I'm new to SDCC and is trying to use it on a project with the Z80 microprocessor, because the Z80 has no internal stack pointer, it has to be set in external RAM and I'm not sure how to do that in SDCC. I've tried the --xstack-loc<value> and --stack-loc<value> options with no success, and the compiled .asm file is the same as the output without the options.
And how do you tell SDCC the RAM starts at 0x8000, so it can use it for the variables?
Any comment will be very much appreciated. Thank you all in advance.
Of course the Z80 does have an internal stack POINTER. It doesn't have internal stack space.

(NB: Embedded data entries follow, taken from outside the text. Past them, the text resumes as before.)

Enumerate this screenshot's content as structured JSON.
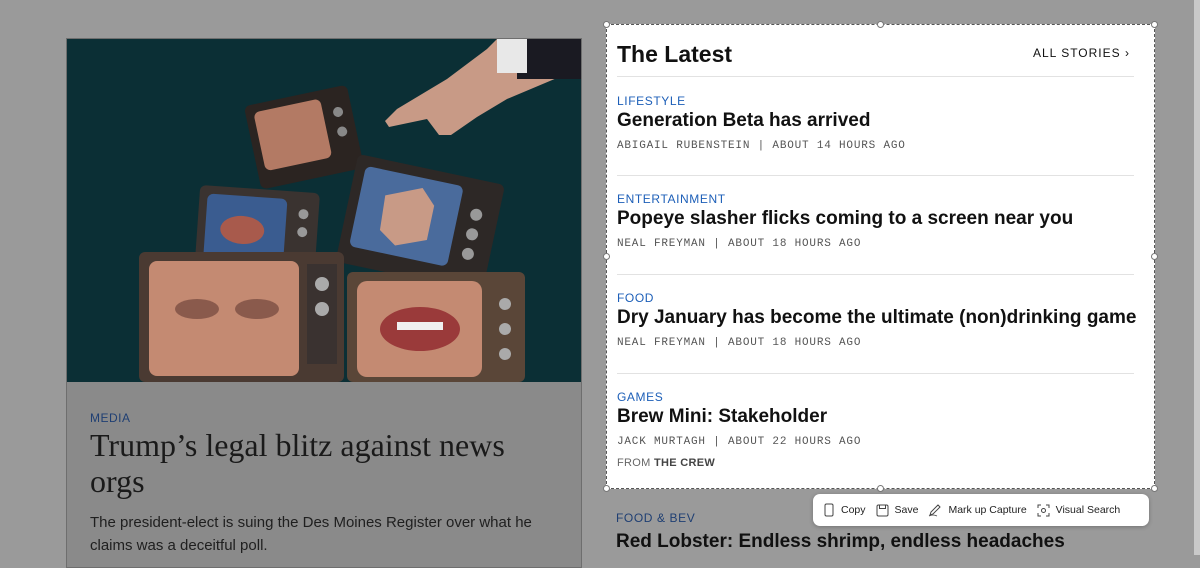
{
  "feature": {
    "kicker": "MEDIA",
    "title": "Trump’s legal blitz against news orgs",
    "dek": "The president-elect is suing the Des Moines Register over what he claims was a deceitful poll."
  },
  "latest": {
    "title": "The Latest",
    "all_stories": "ALL STORIES",
    "stories": [
      {
        "category": "LIFESTYLE",
        "headline": "Generation Beta has arrived",
        "byline": "ABIGAIL RUBENSTEIN | ABOUT 14 HOURS AGO"
      },
      {
        "category": "ENTERTAINMENT",
        "headline": "Popeye slasher flicks coming to a screen near you",
        "byline": "NEAL FREYMAN | ABOUT 18 HOURS AGO"
      },
      {
        "category": "FOOD",
        "headline": "Dry January has become the ultimate (non)drinking game",
        "byline": "NEAL FREYMAN | ABOUT 18 HOURS AGO"
      },
      {
        "category": "GAMES",
        "headline": "Brew Mini: Stakeholder",
        "byline": "JACK MURTAGH | ABOUT 22 HOURS AGO",
        "from_prefix": "FROM",
        "from_name": "THE CREW"
      }
    ]
  },
  "below": {
    "category": "FOOD & BEV",
    "headline": "Red Lobster: Endless shrimp, endless headaches"
  },
  "toolbar": {
    "copy": "Copy",
    "save": "Save",
    "markup": "Mark up Capture",
    "visual_search": "Visual Search"
  },
  "colors": {
    "dim_overlay": "#9a9a9a",
    "category_blue": "#1d5fb8",
    "image_bg": "#0b2f35"
  }
}
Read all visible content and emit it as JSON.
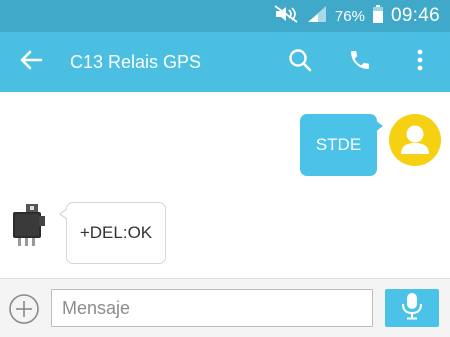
{
  "status_bar": {
    "battery_percent": "76%",
    "time": "09:46",
    "icons": [
      "mute-icon",
      "signal-icon",
      "battery-icon"
    ],
    "background_color": "#40a8c9"
  },
  "app_bar": {
    "title": "C13 Relais GPS",
    "back_icon": "arrow-left-icon",
    "actions": [
      "search-icon",
      "phone-icon",
      "more-vert-icon"
    ],
    "background_color": "#4bbfe2"
  },
  "messages": [
    {
      "direction": "outgoing",
      "text": "STDE",
      "avatar": "user-avatar-icon",
      "bubble_color": "#4bc3e8"
    },
    {
      "direction": "incoming",
      "text": "+DEL:OK",
      "avatar": "relay-device-icon",
      "bubble_color": "#ffffff"
    }
  ],
  "composer": {
    "add_icon": "plus-circle-icon",
    "placeholder": "Mensaje",
    "value": "",
    "mic_icon": "microphone-icon",
    "mic_button_color": "#4bc3e8"
  }
}
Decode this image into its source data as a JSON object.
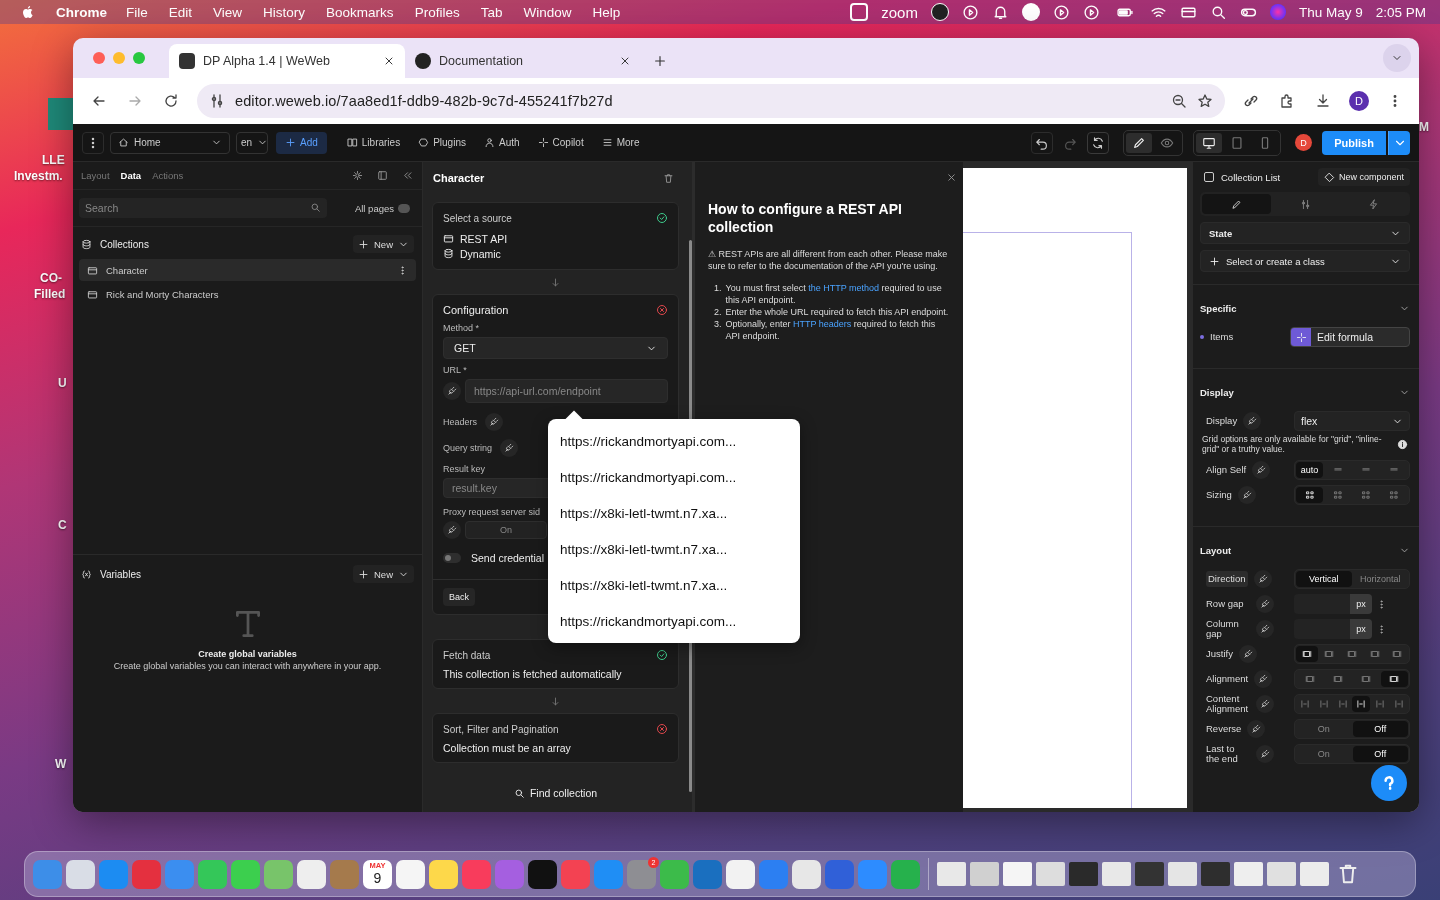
{
  "menubar": {
    "app": "Chrome",
    "menus": [
      "File",
      "Edit",
      "View",
      "History",
      "Bookmarks",
      "Profiles",
      "Tab",
      "Window",
      "Help"
    ],
    "zoom_label": "zoom",
    "date": "Thu May 9",
    "time": "2:05 PM"
  },
  "desktop_labels": [
    {
      "text": "LLE"
    },
    {
      "text": "Investm."
    },
    {
      "text": "CO-"
    },
    {
      "text": "Filled"
    },
    {
      "text": "U"
    },
    {
      "text": "C"
    },
    {
      "text": "W"
    },
    {
      "text": "M"
    }
  ],
  "browser": {
    "tabs": [
      {
        "title": "DP Alpha 1.4 | WeWeb",
        "selected": true
      },
      {
        "title": "Documentation",
        "selected": false
      }
    ],
    "url": "editor.weweb.io/7aa8ed1f-ddb9-482b-9c7d-455241f7b27d",
    "profile": "D"
  },
  "toolbar": {
    "page": "Home",
    "lang": "en",
    "add": "Add",
    "items": [
      {
        "label": "Libraries",
        "kind": "libraries"
      },
      {
        "label": "Plugins",
        "kind": "plugins"
      },
      {
        "label": "Auth",
        "kind": "auth"
      },
      {
        "label": "Copilot",
        "kind": "copilot"
      },
      {
        "label": "More",
        "kind": "more"
      }
    ],
    "edit_modes": [
      {
        "kind": "edit",
        "selected": true
      },
      {
        "kind": "preview",
        "selected": false
      }
    ],
    "devices": [
      {
        "kind": "desktop",
        "selected": true
      },
      {
        "kind": "tablet",
        "selected": false
      },
      {
        "kind": "mobile",
        "selected": false
      }
    ],
    "avatar": "D",
    "publish": "Publish"
  },
  "left_panel": {
    "tabs": [
      {
        "label": "Layout",
        "selected": false
      },
      {
        "label": "Data",
        "selected": true
      },
      {
        "label": "Actions",
        "selected": false
      }
    ],
    "search_placeholder": "Search",
    "all_pages": "All pages",
    "collections_title": "Collections",
    "new_label": "New",
    "collections": [
      {
        "name": "Character",
        "selected": true
      },
      {
        "name": "Rick and Morty Characters",
        "selected": false
      }
    ],
    "variables_title": "Variables",
    "variables_new": "New",
    "empty_title": "Create global variables",
    "empty_text": "Create global variables you can interact with anywhere in your app."
  },
  "collection_panel": {
    "title": "Character",
    "source": {
      "title": "Select a source",
      "complete": true,
      "items": [
        {
          "kind": "api",
          "label": "REST API"
        },
        {
          "kind": "database",
          "label": "Dynamic"
        }
      ]
    },
    "config": {
      "title": "Configuration",
      "complete": false,
      "method_label": "Method *",
      "method": "GET",
      "url_label": "URL *",
      "url_placeholder": "https://api-url.com/endpoint",
      "headers_label": "Headers",
      "query_label": "Query string",
      "result_key_label": "Result key",
      "result_key_placeholder": "result.key",
      "proxy_label": "Proxy request server sid",
      "proxy_option": "On",
      "send_credentials": "Send credential",
      "send_credentials_on": false,
      "back": "Back"
    },
    "fetch": {
      "title": "Fetch data",
      "complete": true,
      "text": "This collection is fetched automatically"
    },
    "sort": {
      "title": "Sort, Filter and Pagination",
      "complete": false,
      "text": "Collection must be an array"
    },
    "find": "Find collection"
  },
  "url_suggestions": [
    "https://rickandmortyapi.com...",
    "https://rickandmortyapi.com...",
    "https://x8ki-letl-twmt.n7.xa...",
    "https://x8ki-letl-twmt.n7.xa...",
    "https://x8ki-letl-twmt.n7.xa...",
    "https://rickandmortyapi.com..."
  ],
  "docs": {
    "title": "How to configure a REST API collection",
    "warning": "⚠ REST APIs are all different from each other. Please make sure to refer to the documentation of the API you're using.",
    "steps": [
      {
        "marker": "1.",
        "before": "You must first select ",
        "link": "the HTTP method",
        "after": " required to use this API endpoint."
      },
      {
        "marker": "2.",
        "before": "Enter the whole URL required to fetch this API endpoint."
      },
      {
        "marker": "3.",
        "before": "Optionally, enter ",
        "link": "HTTP headers",
        "after": " required to fetch this API endpoint."
      }
    ]
  },
  "right_panel": {
    "element": "Collection List",
    "new_component": "New component",
    "modes": [
      {
        "kind": "style",
        "selected": true
      },
      {
        "kind": "settings",
        "selected": false
      },
      {
        "kind": "workflows",
        "selected": false
      }
    ],
    "state": "State",
    "class_select": "Select or create a class",
    "specific_title": "Specific",
    "items_label": "Items",
    "formula": "Edit formula",
    "display_title": "Display",
    "display_label": "Display",
    "display_value": "flex",
    "grid_note": "Grid options are only available for \"grid\", \"inline-grid\" or a truthy value.",
    "align_self_label": "Align Self",
    "align_self_value": "auto",
    "align_self": [
      {
        "selected": true
      },
      {
        "selected": false
      },
      {
        "selected": false
      },
      {
        "selected": false
      }
    ],
    "sizing_label": "Sizing",
    "sizing": [
      {
        "selected": true
      },
      {
        "selected": false
      },
      {
        "selected": false
      },
      {
        "selected": false
      }
    ],
    "layout_title": "Layout",
    "direction_label": "Direction",
    "direction": [
      {
        "label": "Vertical",
        "selected": true
      },
      {
        "label": "Horizontal",
        "selected": false
      }
    ],
    "row_gap_label": "Row gap",
    "row_gap_unit": "px",
    "column_gap_label": "Column gap",
    "column_gap_unit": "px",
    "justify_label": "Justify",
    "justify": [
      {
        "selected": true
      },
      {
        "selected": false
      },
      {
        "selected": false
      },
      {
        "selected": false
      },
      {
        "selected": false
      }
    ],
    "alignment_label": "Alignment",
    "alignment": [
      {
        "selected": false
      },
      {
        "selected": false
      },
      {
        "selected": false
      },
      {
        "selected": true
      }
    ],
    "content_alignment_label": "Content Alignment",
    "content_alignment": [
      {
        "selected": false
      },
      {
        "selected": false
      },
      {
        "selected": false
      },
      {
        "selected": true
      },
      {
        "selected": false
      },
      {
        "selected": false
      }
    ],
    "reverse_label": "Reverse",
    "reverse": [
      {
        "label": "On",
        "selected": false
      },
      {
        "label": "Off",
        "selected": true
      }
    ],
    "last_label": "Last to the end",
    "last": [
      {
        "label": "On",
        "selected": false
      },
      {
        "label": "Off",
        "selected": true
      }
    ]
  },
  "dock": {
    "apps": [
      {
        "color": "#3d8ee8"
      },
      {
        "color": "#d9dde6"
      },
      {
        "color": "#1c8cf2"
      },
      {
        "color": "#e4303f"
      },
      {
        "color": "#3b8ef0"
      },
      {
        "color": "#34c759"
      },
      {
        "color": "#3ccf4e"
      },
      {
        "color": "#78c46a"
      },
      {
        "color": "#eeeeee"
      },
      {
        "color": "#a57a4c"
      },
      {
        "color": "#ffffff",
        "kind": "calendar",
        "month": "MAY",
        "day": "9"
      },
      {
        "color": "#f5f5f5"
      },
      {
        "color": "#fdd84a"
      },
      {
        "color": "#f83c5c"
      },
      {
        "color": "#a55fe0"
      },
      {
        "color": "#111111"
      },
      {
        "color": "#f34252"
      },
      {
        "color": "#1f8ef5"
      },
      {
        "color": "#8e8e93",
        "badge": "2"
      },
      {
        "color": "#3cbb4a"
      },
      {
        "color": "#1a6fbf"
      },
      {
        "color": "#f2f2f2"
      },
      {
        "color": "#2c7ff2"
      },
      {
        "color": "#e7e7e7"
      },
      {
        "color": "#3060d8"
      },
      {
        "color": "#2d8cff"
      },
      {
        "color": "#26b14c"
      }
    ],
    "recent": [
      {
        "color": "#e8e8e8"
      },
      {
        "color": "#d0d0d0"
      },
      {
        "color": "#f5f5f5"
      },
      {
        "color": "#dddddd"
      },
      {
        "color": "#2a2a2a"
      },
      {
        "color": "#e8e8e8"
      },
      {
        "color": "#333333"
      },
      {
        "color": "#e5e5e5"
      },
      {
        "color": "#2e2e2e"
      },
      {
        "color": "#eeeeee"
      },
      {
        "color": "#e0e0e0"
      },
      {
        "color": "#ececec"
      }
    ]
  }
}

The stack pointer is set to 0xFFFF in crt0.s which is linked in by the linker. It does not show up in the .asm file.
By default SDCC assumes --data-loc=0x8000 which sets the start of RAM for your variables.
slightly off-topic here (and I haven't
looked closely) but I guess these guys had
(amongst other things that also might be of
interest) to address setting the stack as well:
Seems to be a heavily paged (2 MByte flash memory)
Z80 based VOIP solution compiled with SDCC:)
Thanks, I've modified the crt0.o(I'm running SDCC in windows) file to set the stack pointer and it works very well. My other question is, the --data-loc<value> option will set the ram, as you mentioned; the documentation says this is for the internal ram, which the Z80 doesn't have but if it works, it won't matter to me. And will the --xram-loc<value> option do the same? I'm just curious.
There are many places where you can see that SDCC started as a compiler for the mcs51. This is one of them. The z80 has no internal memory like the mcs51. The mcs51 has many different memory spaces (harvard architecture) but the z80 has only one (von neumann architecture). Well actually it has two since it has a separate IO space.
Nevertheless you should use --data-loc to set the start of RAM. AFAIK --xram-loc will not do anything.
And also on windows you get the library source code. crt0.s is in \SDCC\lib\src\z80 and you can change it and run it through the assembler.